Figure 1 : Représentation simplifiée du métabolisme agri-alimentaire des plateaux de Saclay, de Magny et de leurs vallées. Le schéma met l’accent sur les échanges de matières (exprimées en tonnes d’azote par an) entre trois types de systèmes agricoles, la population locale et l’extérieur du territoire.
Figure 1: Simplified representation of the agri-food metabolism of the Saclay and Magny plateaus and their valleys. The diagram emphasizes the exchange of materials (expressed in tons of nitrogen per year) between three types of agricultural systems, the local population and outside the territory.
Concevoir des évolutions contrastées du métabolisme agri-alimentaire
De façon complémentaire à la démarche de diagnostic que nous venons de restituer, un événement a été organisé en 2016 par le LabEx BASC, Terre et Cité et la Fédération Île-de-France de Recherche sur l’Environnement (FIRE), réunissant un collectif de chercheurs représentant une diversité disciplinaire. Les Ateliers de Saclay ont permis d’initier une démarche inspirée de la prospective. Ils ont débouché sur la formulation d’images du futur possible pour le territoire, suffisamment contrastées pour susciter un débat et alimenter les réflexions sur les stratégies d’aménagement. Trois fictions territoriales (fig. 2) ont ainsi été mises en débat à l'issue des ateliers auprès d’un panel d’acteurs locaux (agriculteurs, élus de collectivités territoriales, représentants des services de l’État, responsables d’associations, etc.) qui ont pu exprimer les points de convergence et de divergence avec la trajectoire qu’ils imaginent pour le territoire[9].
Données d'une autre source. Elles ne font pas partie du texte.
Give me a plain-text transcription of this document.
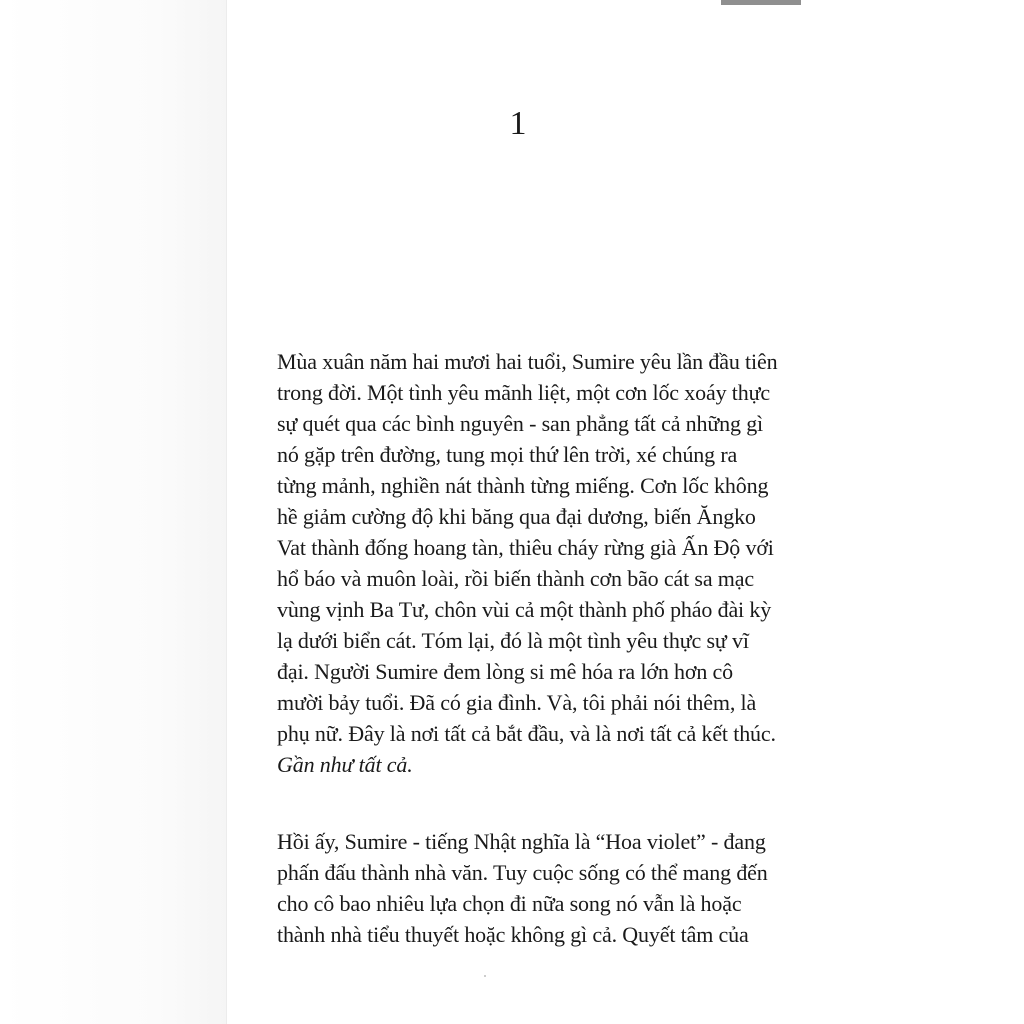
1
Mùa xuân năm hai mươi hai tuổi, Sumire yêu lần đầu tiên
trong đời. Một tình yêu mãnh liệt, một cơn lốc xoáy thực
sự quét qua các bình nguyên - san phẳng tất cả những gì
nó gặp trên đường, tung mọi thứ lên trời, xé chúng ra
từng mảnh, nghiền nát thành từng miếng. Cơn lốc không
hề giảm cường độ khi băng qua đại dương, biến Ăngko
Vat thành đống hoang tàn, thiêu cháy rừng già Ấn Độ với
hổ báo và muôn loài, rồi biến thành cơn bão cát sa mạc
vùng vịnh Ba Tư, chôn vùi cả một thành phố pháo đài kỳ
lạ dưới biển cát. Tóm lại, đó là một tình yêu thực sự vĩ
đại. Người Sumire đem lòng si mê hóa ra lớn hơn cô
mười bảy tuổi. Đã có gia đình. Và, tôi phải nói thêm, là
phụ nữ. Đây là nơi tất cả bắt đầu, và là nơi tất cả kết thúc.
Gần như tất cả.
Hồi ấy, Sumire - tiếng Nhật nghĩa là “Hoa violet” - đang
phấn đấu thành nhà văn. Tuy cuộc sống có thể mang đến
cho cô bao nhiêu lựa chọn đi nữa song nó vẫn là hoặc
thành nhà tiểu thuyết hoặc không gì cả. Quyết tâm của
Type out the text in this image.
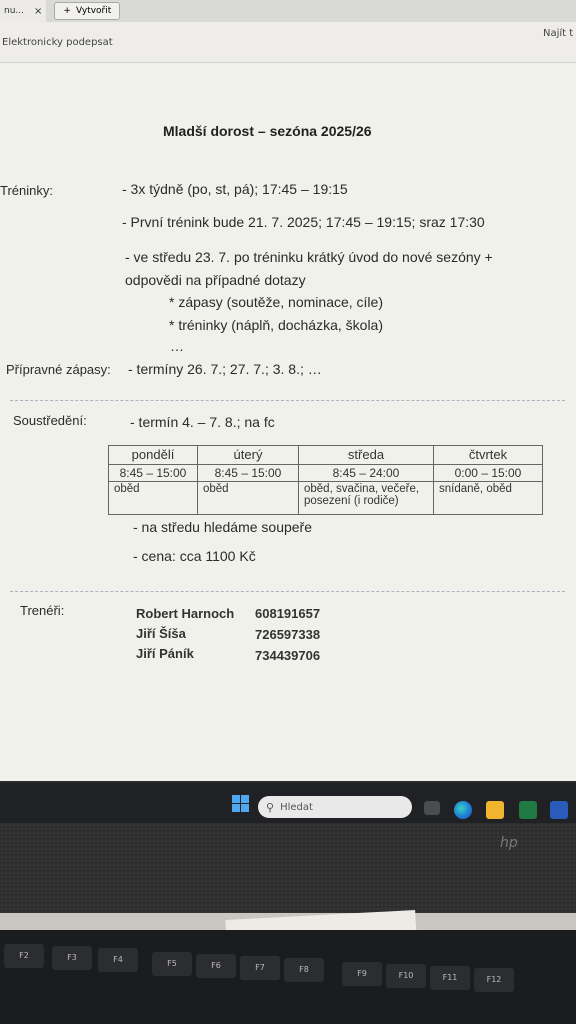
nu... × + Vytvořit
Elektronicky podepsat
Najít t
Mladší dorost – sezóna 2025/26
Tréninky:	- 3x týdně (po, st, pá); 17:45 – 19:15
- První trénink bude 21. 7. 2025; 17:45 – 19:15; sraz 17:30
- ve středu 23. 7. po tréninku krátký úvod do nové sezóny +
odpovědi na případné dotazy
* zápasy (soutěže, nominace, cíle)
* tréninky (náplň, docházka, škola)
…
Přípravné zápasy: - termíny 26. 7.; 27. 7.; 3. 8.; …
Soustředění:	- termín 4. – 7. 8.; na fc
pondělí	úterý	středa	čtvrtek
8:45 – 15:00	8:45 – 15:00	8:45 – 24:00	0:00 – 15:00
oběd	oběd	oběd, svačina, večeře, posezení (i rodiče)	snídaně, oběd
- na středu hledáme soupeře
- cena: cca 1100 Kč
Trenéři:	Robert Harnoch 608191657
Jiří Šíša	726597338
Jiří Páník	734439706
⚲ Hledat
hp
F2	F3	F4	F5	F6	F7	F8	F9	F10	F11	F12
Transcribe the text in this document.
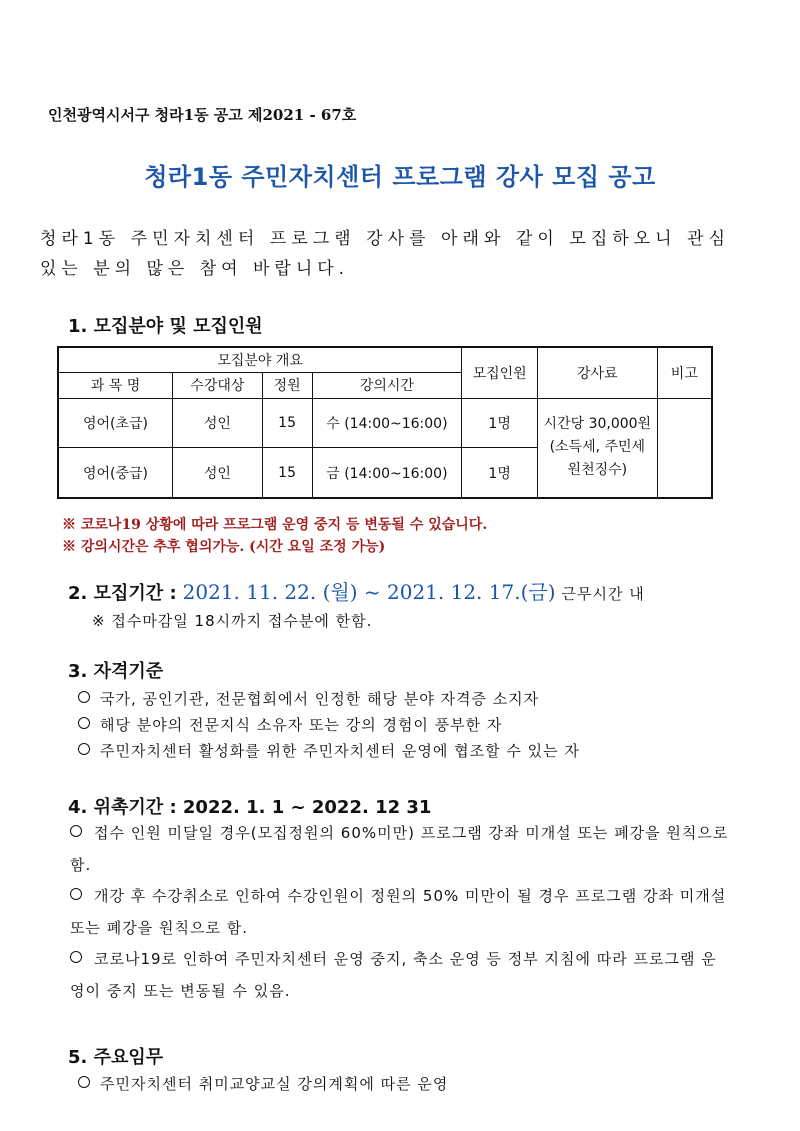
인천광역시서구 청라1동 공고 제2021 - 67호
청라1동 주민자치센터 프로그램 강사 모집 공고
청라1동 주민자치센터 프로그램 강사를 아래와 같이 모집하오니 관심 있는 분의 많은 참여 바랍니다.
1. 모집분야 및 모집인원
모집분야 개요				모집인원	강사료	비고
과 목 명	수강대상	정원	강의시간			
영어(초급)	성인	15	수 (14:00~16:00)	1명	시간당 30,000원
(소득세, 주민세
원천징수)	

영어(중급)	성인	15	금 (14:00~16:00)	1명		
※ 코로나19 상황에 따라 프로그램 운영 중지 등 변동될 수 있습니다.
※ 강의시간은 추후 협의가능. (시간 요일 조정 가능)
2. 모집기간 : 2021. 11. 22. (월) ~ 2021. 12. 17.(금) 근무시간 내
※ 접수마감일 18시까지 접수분에 한함.
3. 자격기준
국가, 공인기관, 전문협회에서 인정한 해당 분야 자격증 소지자
해당 분야의 전문지식 소유자 또는 강의 경험이 풍부한 자
주민자치센터 활성화를 위한 주민자치센터 운영에 협조할 수 있는 자
4. 위촉기간 : 2022. 1. 1 ~ 2022. 12 31
접수 인원 미달일 경우(모집정원의 60%미만) 프로그램 강좌 미개설 또는 폐강을 원칙으로 함.
개강 후 수강취소로 인하여 수강인원이 정원의 50% 미만이 될 경우 프로그램 강좌 미개설 또는 폐강을 원칙으로 함.
코로나19로 인하여 주민자치센터 운영 중지, 축소 운영 등 정부 지침에 따라 프로그램 운영이 중지 또는 변동될 수 있음.
5. 주요임무
주민자치센터 취미교양교실 강의계획에 따른 운영
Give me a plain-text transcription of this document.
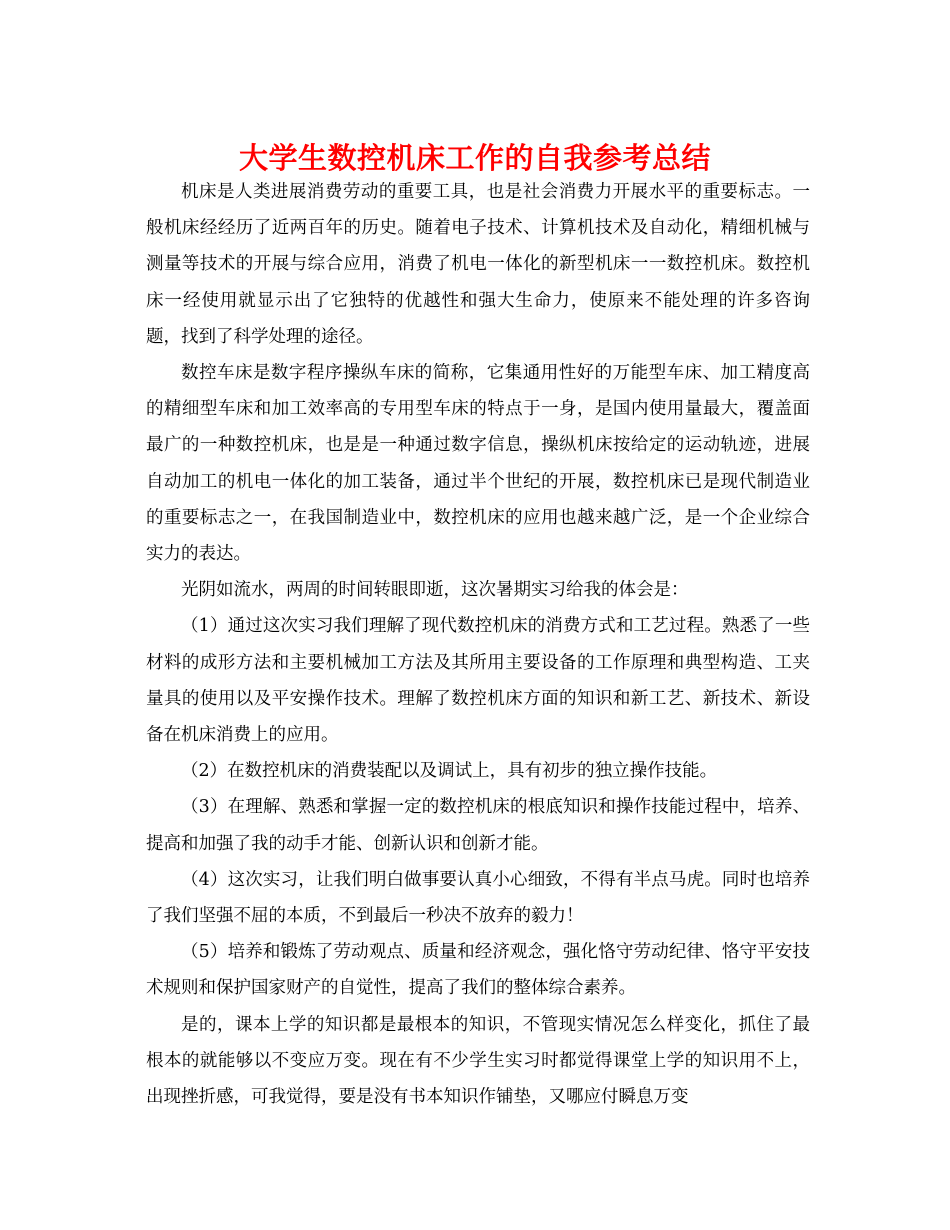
大学生数控机床工作的自我参考总结

机床是人类进展消费劳动的重要工具，也是社会消费力开展水平的重要标志。一般机床经经历了近两百年的历史。随着电子技术、计算机技术及自动化，精细机械与测量等技术的开展与综合应用，消费了机电一体化的新型机床一一数控机床。数控机床一经使用就显示出了它独特的优越性和强大生命力，使原来不能处理的许多咨询题，找到了科学处理的途径。

数控车床是数字程序操纵车床的简称，它集通用性好的万能型车床、加工精度高的精细型车床和加工效率高的专用型车床的特点于一身，是国内使用量最大，覆盖面最广的一种数控机床，也是是一种通过数字信息，操纵机床按给定的运动轨迹，进展自动加工的机电一体化的加工装备，通过半个世纪的开展，数控机床已是现代制造业的重要标志之一，在我国制造业中，数控机床的应用也越来越广泛，是一个企业综合实力的表达。

光阴如流水，两周的时间转眼即逝，这次暑期实习给我的体会是：

（1）通过这次实习我们理解了现代数控机床的消费方式和工艺过程。熟悉了一些材料的成形方法和主要机械加工方法及其所用主要设备的工作原理和典型构造、工夹量具的使用以及平安操作技术。理解了数控机床方面的知识和新工艺、新技术、新设备在机床消费上的应用。

（2）在数控机床的消费装配以及调试上，具有初步的独立操作技能。

（3）在理解、熟悉和掌握一定的数控机床的根底知识和操作技能过程中，培养、提高和加强了我的动手才能、创新认识和创新才能。

（4）这次实习，让我们明白做事要认真小心细致，不得有半点马虎。同时也培养了我们坚强不屈的本质，不到最后一秒决不放弃的毅力！

（5）培养和锻炼了劳动观点、质量和经济观念，强化恪守劳动纪律、恪守平安技术规则和保护国家财产的自觉性，提高了我们的整体综合素养。

是的，课本上学的知识都是最根本的知识，不管现实情况怎么样变化，抓住了最根本的就能够以不变应万变。现在有不少学生实习时都觉得课堂上学的知识用不上，出现挫折感，可我觉得，要是没有书本知识作铺垫，又哪应付瞬息万变
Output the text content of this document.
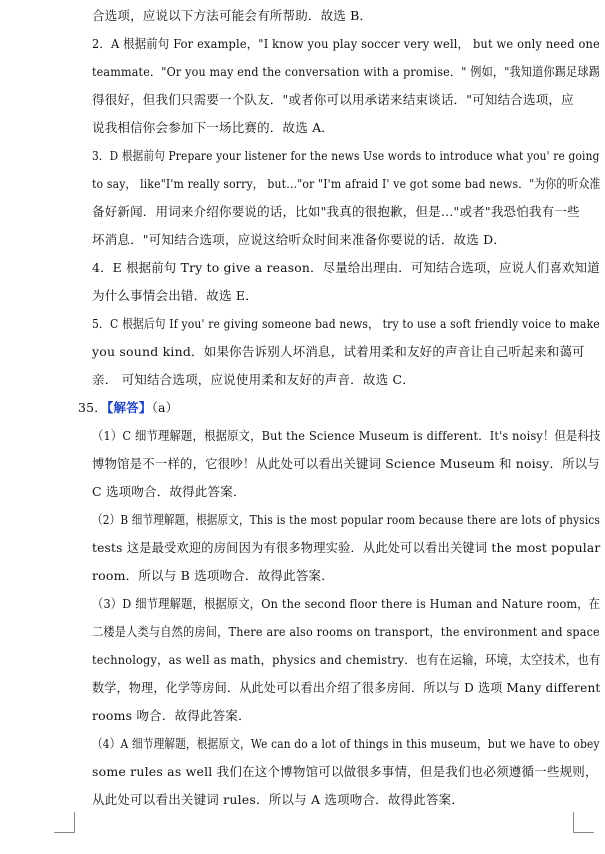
合选项，应说以下方法可能会有所帮助．故选 B．
2．A 根据前句 For example，"I know you play soccer very well， but we only need one
teammate．"Or you may end the conversation with a promise．" 例如，"我知道你踢足球踢
得很好，但我们只需要一个队友．"或者你可以用承诺来结束谈话．"可知结合选项，应
说我相信你会参加下一场比赛的．故选 A．
3．D 根据前句 Prepare your listener for the news Use words to introduce what you' re going
to say， like"I'm really sorry， but…"or "I'm afraid I' ve got some bad news．"为你的听众准
备好新闻．用词来介绍你要说的话，比如"我真的很抱歉，但是…"或者"我恐怕我有一些
坏消息．"可知结合选项，应说这给听众时间来准备你要说的话．故选 D．
4．E 根据前句 Try to give a reason．尽量给出理由．可知结合选项，应说人们喜欢知道
为什么事情会出错．故选 E．
5．C 根据后句 If you' re giving someone bad news， try to use a soft friendly voice to make
you sound kind．如果你告诉别人坏消息，试着用柔和友好的声音让自己听起来和蔼可
亲． 可知结合选项，应说使用柔和友好的声音．故选 C．
35．【解答】（a）
（1）C 细节理解题，根据原文，But the Science Museum is different．It's noisy！但是科技
博物馆是不一样的，它很吵！从此处可以看出关键词 Science Museum 和 noisy．所以与
C 选项吻合．故得此答案．
（2）B 细节理解题，根据原文，This is the most popular room because there are lots of physics
tests 这是最受欢迎的房间因为有很多物理实验．从此处可以看出关键词 the most popular
room．所以与 B 选项吻合．故得此答案．
（3）D 细节理解题，根据原文，On the second floor there is Human and Nature room，在
二楼是人类与自然的房间，There are also rooms on transport，the environment and space
technology，as well as math，physics and chemistry．也有在运输，环境，太空技术，也有
数学，物理，化学等房间．从此处可以看出介绍了很多房间．所以与 D 选项 Many different
rooms 吻合．故得此答案．
（4）A 细节理解题，根据原文，We can do a lot of things in this museum，but we have to obey
some rules as well 我们在这个博物馆可以做很多事情，但是我们也必须遵循一些规则，
从此处可以看出关键词 rules．所以与 A 选项吻合．故得此答案．
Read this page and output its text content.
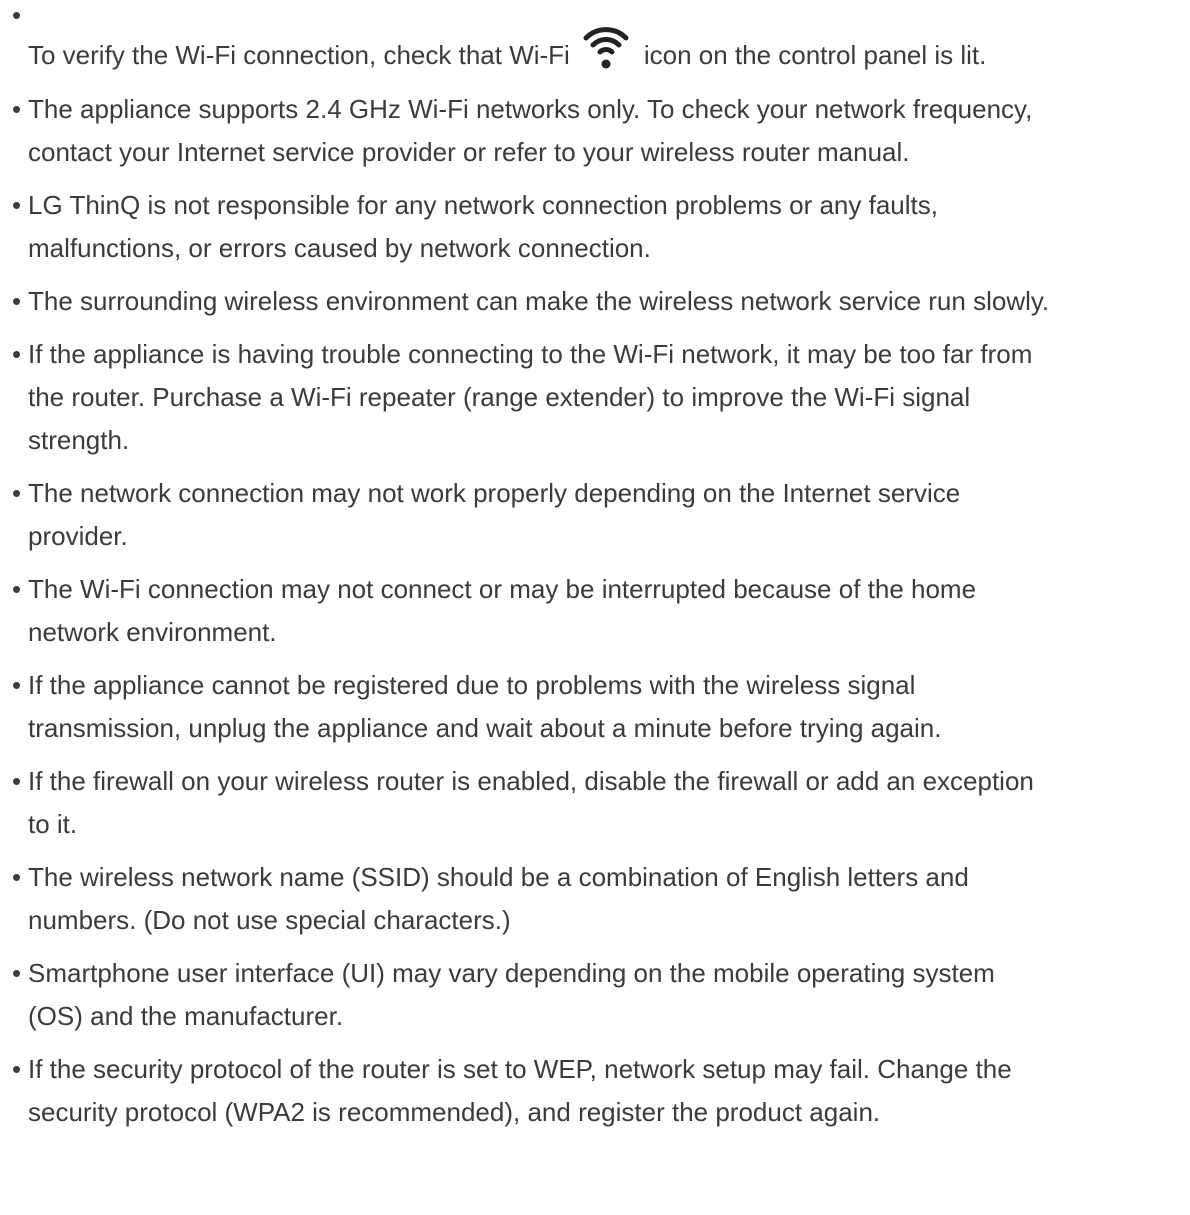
•
To verify the Wi-Fi connection, check that Wi-Fi	icon on the control panel is lit.
• The appliance supports 2.4 GHz Wi-Fi networks only. To check your network frequency,
contact your Internet service provider or refer to your wireless router manual.
• LG ThinQ is not responsible for any network connection problems or any faults,
malfunctions, or errors caused by network connection.
• The surrounding wireless environment can make the wireless network service run slowly.
• If the appliance is having trouble connecting to the Wi-Fi network, it may be too far from
the router. Purchase a Wi-Fi repeater (range extender) to improve the Wi-Fi signal
strength.
• The network connection may not work properly depending on the Internet service
provider.
• The Wi-Fi connection may not connect or may be interrupted because of the home
network environment.
• If the appliance cannot be registered due to problems with the wireless signal
transmission, unplug the appliance and wait about a minute before trying again.
• If the firewall on your wireless router is enabled, disable the firewall or add an exception
to it.
• The wireless network name (SSID) should be a combination of English letters and
numbers. (Do not use special characters.)
• Smartphone user interface (UI) may vary depending on the mobile operating system
(OS) and the manufacturer.
• If the security protocol of the router is set to WEP, network setup may fail. Change the
security protocol (WPA2 is recommended), and register the product again.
Figure 2: Représentations schématiques du métabolisme agri-alimentaire actuel (A) et associées aux trois fictions territoriales (B-D). Illustrations Emilie Bonnet ©
Figure 2: Schematic representations of current agri-food metabolism (A) and associated with the three territorial fictions (B-D). Illustrations Emilie Bonnet ©
Les trois fictions sont à comparer avec la situation telle qu’elle a été décrite au cours du projet (fig 2.A). La fiction 1, autonomie et synergies rurales et urbaines (fig 2.B), pousse à l’extrême les tendances localistes en augmentant très nettement la fourniture alimentaire par les systèmes agricoles locaux sans viser une autonomie complète, en intensifiant les échanges matériels entre différentes composantes du système (entre des systèmes agricoles de production végétale et animale, de nouveaux espaces cultivés comme l’agriculture urbaine, des sites de compostage) et en redirigeant une partie des excréta humains pour un usage agricole (par la conception préalable au sein de nouveaux bâtiments de toilettes séparatives). La fiction 2, spécialisation des espaces et innovation technologique (fig 2.C), favorise des systèmes agricoles fondés sur l’exportation, avec une intégration plus poussée dans des échanges mondialisés, un recours accru à des moyens technologiques pour maîtriser les processus productifs, entraînant une déconnexion complète entre producteurs et consommateurs qui deviennent encore plus dépendants de l’extérieur pour l’approvisionnement et la gestion des déchets. La fiction 3, parc scientifique et récréatif (fig 3.D), repose sur l’expansion de l’influence de l’urbain sur le monde agricole qui s’organise pour répondre aux demandes d’aménités des citadins, en renforçant les rapports marchands entre agriculteurs et citoyens (parcs de loisirs, location de carrés potagers, fermes pédagogiques, cueillettes, etc.) tout en organisant la récupération d’une partie des excréta depuis des lieux de loisirs (via des toilettes sèches).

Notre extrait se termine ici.